La nouvelle règlementation impose un système d’encaissement sécurisé

Normes 2018 caisse enregistreuse & système d’encaissement

Depuis plusieurs années l’état a renforcé de façon très importante la loi pour lutter contre la fraude fiscale. Ce dernier texte concerne le commerçant directement. En effet, le commerçant doit maintenant utiliser un système d’encaissement sécurisé ayant reçu une certification par un organisme accrédité. Le premier organisme a avoir réalisé une certification pour les systèmes d’encaissement est l’AFNOR avec la NF525.

Néanmoins, une attestation pourra également être délivrée de façon individuelle et nominative par le constructeur ou l’éditeur suivant le modèle de l’administration fiscale défini depuis le 03/08/2016 auquel il faut ajouter l’attestation du commerçant suivant le volet 2 du modèle que vous pouvez télécharger ici. Cette deuxième méthode reste beaucoup moins sécurisée puisqu’il s’agit d’un auto certificat.

En cas de non mise en conformité, l’amende encourue, à partir du 1er Janvier 2018, est de 7 500 Euros par système de caisse, et si celui-ci n’est pas changé dans les 60 jours, une nouvelle amende de 7 500 € sera également due. Bien évidemment, cela augmente de façon significative la probabilité d’avoir par la suite un contrôle fiscal souvent contraignant et qui peut avoir des conséquences financières autrement plus importantes.

Avec ce nouveau texte, l’administration fiscale dispose à n’en point douter d’un outil efficace pour traquer la fraude chez les commerçants.

Loi Fiscale du 29/12/2015 Article 88 + BOFIP du 03/08/2016 dont le cadre légal concerne TOUS les commerçants assujettis à la TVA

Source www.legifrance.gouv.fr

Les questions fréquemment posées à propos de ces nouvelles obligations


Est-ce que cette loi oblige les commerçants à utiliser une caisse ?

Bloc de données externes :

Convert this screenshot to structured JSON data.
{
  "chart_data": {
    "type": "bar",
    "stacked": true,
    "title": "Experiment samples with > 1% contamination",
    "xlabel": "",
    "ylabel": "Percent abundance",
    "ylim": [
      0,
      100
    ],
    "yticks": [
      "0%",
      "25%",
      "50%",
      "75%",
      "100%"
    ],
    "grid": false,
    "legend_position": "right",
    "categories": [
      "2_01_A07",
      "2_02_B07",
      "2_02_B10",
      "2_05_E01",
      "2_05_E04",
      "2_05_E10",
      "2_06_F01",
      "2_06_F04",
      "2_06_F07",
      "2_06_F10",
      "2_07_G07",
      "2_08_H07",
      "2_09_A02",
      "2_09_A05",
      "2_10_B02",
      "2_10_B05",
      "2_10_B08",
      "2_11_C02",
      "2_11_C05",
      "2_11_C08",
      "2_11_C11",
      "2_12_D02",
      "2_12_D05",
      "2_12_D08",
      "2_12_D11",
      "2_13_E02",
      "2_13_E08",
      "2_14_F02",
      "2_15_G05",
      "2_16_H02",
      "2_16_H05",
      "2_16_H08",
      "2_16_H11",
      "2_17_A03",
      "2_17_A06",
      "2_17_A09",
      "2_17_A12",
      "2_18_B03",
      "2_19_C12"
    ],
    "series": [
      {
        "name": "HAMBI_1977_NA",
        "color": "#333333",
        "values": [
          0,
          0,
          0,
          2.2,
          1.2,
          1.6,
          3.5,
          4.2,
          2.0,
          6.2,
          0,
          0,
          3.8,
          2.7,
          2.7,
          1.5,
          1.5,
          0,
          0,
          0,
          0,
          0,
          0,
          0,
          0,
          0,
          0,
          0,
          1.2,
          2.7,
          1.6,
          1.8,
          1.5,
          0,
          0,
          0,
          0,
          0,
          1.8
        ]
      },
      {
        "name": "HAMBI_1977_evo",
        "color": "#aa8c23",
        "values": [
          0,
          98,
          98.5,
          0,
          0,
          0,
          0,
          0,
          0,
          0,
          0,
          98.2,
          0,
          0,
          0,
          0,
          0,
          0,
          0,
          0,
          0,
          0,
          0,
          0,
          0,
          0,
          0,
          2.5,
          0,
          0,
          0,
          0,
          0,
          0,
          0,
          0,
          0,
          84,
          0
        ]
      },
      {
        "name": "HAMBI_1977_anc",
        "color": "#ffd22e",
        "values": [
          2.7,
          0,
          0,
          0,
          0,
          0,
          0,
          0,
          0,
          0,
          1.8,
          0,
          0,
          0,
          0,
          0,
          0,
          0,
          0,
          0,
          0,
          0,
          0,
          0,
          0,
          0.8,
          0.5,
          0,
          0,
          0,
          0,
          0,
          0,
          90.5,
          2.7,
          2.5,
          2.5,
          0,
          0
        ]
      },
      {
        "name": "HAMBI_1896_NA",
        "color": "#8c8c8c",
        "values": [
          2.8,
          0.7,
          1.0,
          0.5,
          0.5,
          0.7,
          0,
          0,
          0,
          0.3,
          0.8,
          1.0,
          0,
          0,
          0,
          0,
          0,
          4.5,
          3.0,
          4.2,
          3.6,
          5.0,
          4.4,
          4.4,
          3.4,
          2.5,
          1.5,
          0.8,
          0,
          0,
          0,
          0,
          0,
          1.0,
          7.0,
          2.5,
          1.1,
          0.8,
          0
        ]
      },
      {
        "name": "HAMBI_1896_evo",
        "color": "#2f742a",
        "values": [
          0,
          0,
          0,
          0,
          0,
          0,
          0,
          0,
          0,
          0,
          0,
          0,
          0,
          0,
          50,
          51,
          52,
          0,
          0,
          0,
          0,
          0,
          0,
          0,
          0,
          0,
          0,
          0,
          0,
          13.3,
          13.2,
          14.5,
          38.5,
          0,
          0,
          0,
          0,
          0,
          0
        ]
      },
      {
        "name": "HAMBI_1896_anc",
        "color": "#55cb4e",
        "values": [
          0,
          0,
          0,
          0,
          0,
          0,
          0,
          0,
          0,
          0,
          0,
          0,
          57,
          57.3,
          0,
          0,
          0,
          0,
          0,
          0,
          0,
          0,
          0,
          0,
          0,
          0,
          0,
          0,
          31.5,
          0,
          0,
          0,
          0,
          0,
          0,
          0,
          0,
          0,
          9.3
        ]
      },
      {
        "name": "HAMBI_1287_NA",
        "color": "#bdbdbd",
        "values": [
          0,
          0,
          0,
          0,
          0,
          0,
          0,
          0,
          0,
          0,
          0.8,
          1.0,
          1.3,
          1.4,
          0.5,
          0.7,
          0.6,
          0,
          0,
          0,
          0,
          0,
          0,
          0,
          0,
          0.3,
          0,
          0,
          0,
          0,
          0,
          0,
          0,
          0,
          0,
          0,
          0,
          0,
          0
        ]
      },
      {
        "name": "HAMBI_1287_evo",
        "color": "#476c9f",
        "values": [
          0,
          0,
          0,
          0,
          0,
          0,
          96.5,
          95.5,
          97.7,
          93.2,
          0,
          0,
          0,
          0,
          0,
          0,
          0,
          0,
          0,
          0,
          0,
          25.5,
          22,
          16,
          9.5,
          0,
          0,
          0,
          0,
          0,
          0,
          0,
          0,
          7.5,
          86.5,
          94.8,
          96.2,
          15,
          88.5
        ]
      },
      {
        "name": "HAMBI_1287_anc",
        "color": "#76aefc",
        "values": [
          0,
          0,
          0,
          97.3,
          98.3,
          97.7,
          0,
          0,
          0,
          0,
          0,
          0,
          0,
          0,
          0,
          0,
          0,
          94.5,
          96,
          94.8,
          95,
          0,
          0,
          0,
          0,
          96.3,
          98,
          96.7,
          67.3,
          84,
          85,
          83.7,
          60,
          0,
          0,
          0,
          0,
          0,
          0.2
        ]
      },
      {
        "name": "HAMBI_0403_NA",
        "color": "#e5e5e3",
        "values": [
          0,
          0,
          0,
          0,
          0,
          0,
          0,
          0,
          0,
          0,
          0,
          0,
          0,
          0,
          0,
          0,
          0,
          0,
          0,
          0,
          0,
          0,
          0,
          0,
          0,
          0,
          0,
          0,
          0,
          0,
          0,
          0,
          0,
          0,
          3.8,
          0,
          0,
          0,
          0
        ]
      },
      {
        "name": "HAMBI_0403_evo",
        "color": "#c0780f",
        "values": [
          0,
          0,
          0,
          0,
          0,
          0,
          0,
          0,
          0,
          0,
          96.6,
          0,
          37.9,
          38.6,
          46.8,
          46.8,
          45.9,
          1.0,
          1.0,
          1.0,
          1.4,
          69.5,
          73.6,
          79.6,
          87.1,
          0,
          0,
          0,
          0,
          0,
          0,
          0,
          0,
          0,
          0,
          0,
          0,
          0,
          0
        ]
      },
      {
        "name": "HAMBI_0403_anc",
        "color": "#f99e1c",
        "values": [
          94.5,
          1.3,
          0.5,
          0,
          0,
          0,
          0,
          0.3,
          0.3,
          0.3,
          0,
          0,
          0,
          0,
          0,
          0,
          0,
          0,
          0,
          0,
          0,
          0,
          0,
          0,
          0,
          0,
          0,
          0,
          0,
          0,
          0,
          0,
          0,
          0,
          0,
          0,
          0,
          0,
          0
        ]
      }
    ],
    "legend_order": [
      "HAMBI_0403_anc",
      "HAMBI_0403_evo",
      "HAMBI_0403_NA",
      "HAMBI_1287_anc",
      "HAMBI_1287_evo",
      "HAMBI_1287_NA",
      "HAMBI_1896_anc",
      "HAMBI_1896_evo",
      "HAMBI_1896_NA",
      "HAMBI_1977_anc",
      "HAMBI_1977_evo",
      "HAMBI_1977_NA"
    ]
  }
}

Non, contrairement à ce qui peut être dit par les journalistes, il n’y a aucune obligation à posséder une caisse enregistreuse. Par contre, l’obligation d’avoir un cahier de caisse ou sont inscrit au fur et à mesure les ventes de votre commerce « sans blanc, ni ratures » est elle toujours d’actualité.

En l’absence de ce document nominatif, le rejet de comptabilité peut être fait par l’administration fiscale si les éléments fournis, ne sont pas suffisamment probants, c’est-à-dire pas assez détaillés.

Une attestation peut-elle être délivrée par un distributeur ou un commercial ?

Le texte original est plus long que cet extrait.